Read also: Lekki Phase 1 leads residential rental market growth as yearly rent hits N10m

The report notes, however, that, despite the stronger growth, Ikoyi remained the most expensive rental market, with the average annual rent for a two-bedroom apartment at N17.25 million, followed by Victoria Island, N15 million, Lekki Phase 1, N10 million, and Ikate, N8.5 million.

Adebayo Folarin, an estate manager, affirmed that, for investors, this area is an irresistible destination as it has Lagos Island’s most liquid rental market, supported by the broadest renter base and highest transaction volumes.

This is because, in the last five years, average annual rents for one-bedroom apartments have risen from N2.5 million in 2022 to N7.5 million in 2026. Two-bedroom rents increased from N4 million to N10 million, while three-bedroom apartments climbed from N5 million to N15.5 million, representing a five-year CAGR of 32.7 percent.

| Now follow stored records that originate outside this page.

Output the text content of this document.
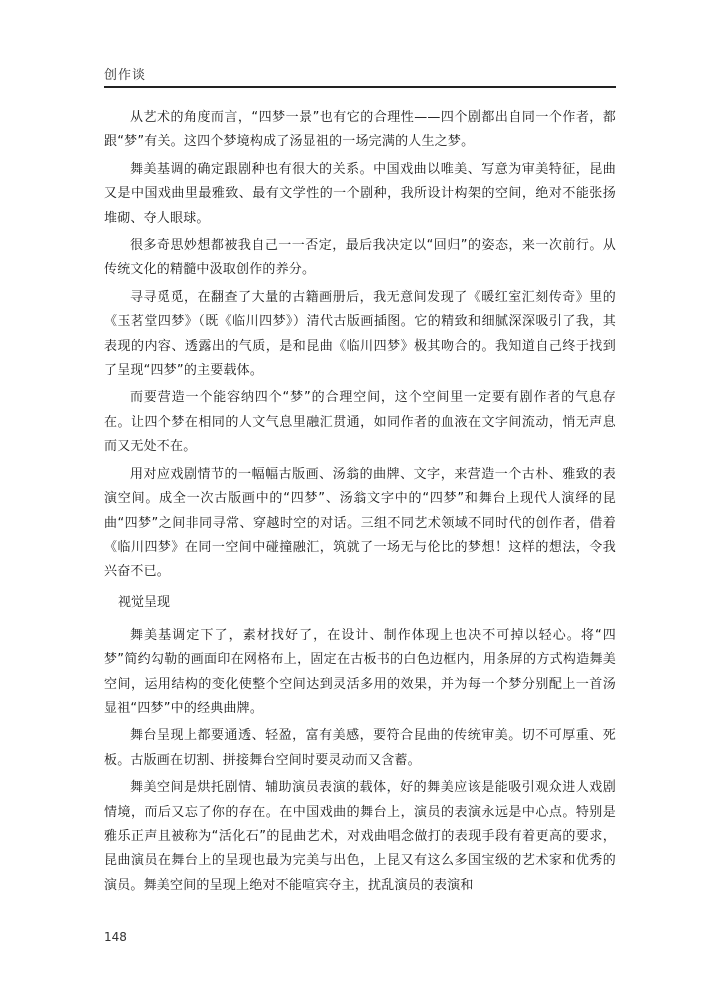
创作谈

从艺术的角度而言，“四梦一景”也有它的合理性——四个剧都出自同一个作者，都跟“梦”有关。这四个梦境构成了汤显祖的一场完满的人生之梦。

舞美基调的确定跟剧种也有很大的关系。中国戏曲以唯美、写意为审美特征，昆曲又是中国戏曲里最雅致、最有文学性的一个剧种，我所设计构架的空间，绝对不能张扬堆砌、夺人眼球。

很多奇思妙想都被我自己一一否定，最后我决定以“回归”的姿态，来一次前行。从传统文化的精髓中汲取创作的养分。

寻寻觅觅，在翻查了大量的古籍画册后，我无意间发现了《暖红室汇刻传奇》里的《玉茗堂四梦》（既《临川四梦》）清代古版画插图。它的精致和细腻深深吸引了我，其表现的内容、透露出的气质，是和昆曲《临川四梦》极其吻合的。我知道自己终于找到了呈现“四梦”的主要载体。

而要营造一个能容纳四个“梦”的合理空间，这个空间里一定要有剧作者的气息存在。让四个梦在相同的人文气息里融汇贯通，如同作者的血液在文字间流动，悄无声息而又无处不在。

用对应戏剧情节的一幅幅古版画、汤翁的曲牌、文字，来营造一个古朴、雅致的表演空间。成全一次古版画中的“四梦”、汤翁文字中的“四梦”和舞台上现代人演绎的昆曲“四梦”之间非同寻常、穿越时空的对话。三组不同艺术领域不同时代的创作者，借着《临川四梦》在同一空间中碰撞融汇，筑就了一场无与伦比的梦想！这样的想法，令我兴奋不已。

视觉呈现

舞美基调定下了，素材找好了，在设计、制作体现上也决不可掉以轻心。将“四梦”简约勾勒的画面印在网格布上，固定在古板书的白色边框内，用条屏的方式构造舞美空间，运用结构的变化使整个空间达到灵活多用的效果，并为每一个梦分别配上一首汤显祖“四梦”中的经典曲牌。

舞台呈现上都要通透、轻盈，富有美感，要符合昆曲的传统审美。切不可厚重、死板。古版画在切割、拼接舞台空间时要灵动而又含蓄。

舞美空间是烘托剧情、辅助演员表演的载体，好的舞美应该是能吸引观众进人戏剧情境，而后又忘了你的存在。在中国戏曲的舞台上，演员的表演永远是中心点。特别是雅乐正声且被称为“活化石”的昆曲艺术，对戏曲唱念做打的表现手段有着更高的要求，昆曲演员在舞台上的呈现也最为完美与出色，上昆又有这么多国宝级的艺术家和优秀的演员。舞美空间的呈现上绝对不能喧宾夺主，扰乱演员的表演和

148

Four-bedroom apartment rents rose from N5.5 million to N21.5 million, while five-bedroom units increased from N6.5 million to N25.7 million.

Over all, rent in Lagos has seen outrageous increases. Chudi Ubosi, principal partner at Ubosi Eleh & Company, confirmed to BusinessDay that, in the last 24 months, the rental market has recorded 50-200 percent increase, mostly in the residential market, blaming the increases on inflation and building materials costs which have pushed up construction costs.

Cement, for instance, has seen unimaginable price increase in the last 12 months, rising from between N7,700 and N9,000 for a 50kg bag by the second quarter of 2025 to its current retail price of between N12,500 and N15,000 in markets across Lagos, Abuja, and Abia, depending on location.

Close market watchers worry that, even though Nigeria produces a surplus of 25–30 million tonnes of cement annually, local prices are nearly double the African average, questioning why cement costs have remained aggressively high despite stabilization in other macroeconomic factors.

Fortren & Company’s recent findings show that Nigeria’s construction costs rose by 20 percent between December 2025 and May 2026 due to higher material and energy prices.

Martin Uche, the company’s Research Director and CEO, explained that, besides inflation and other macroeconomic factors, rising freight costs linked to the Iran-Israel conflict pushed up the prices of cement, steel and finishing materials, forcing some developers to delay projects, renegotiate contracts or scale back project specifications.

All these have compounded housing problems in Nigeria’s major cities, especially Lagos, which has an estimated three million housing units’ deficit. This partly explains why the city remains an active rental market where rent increases in recent time have pushed many residents out of the city centre due to affordability issues.

Analysts note that, though this is a dire situation for renters, it also presents a huge opportunity for investors who are out looking for good returns on their investment, and also looking for that part of the city where real estate actually turns property value into investor returns.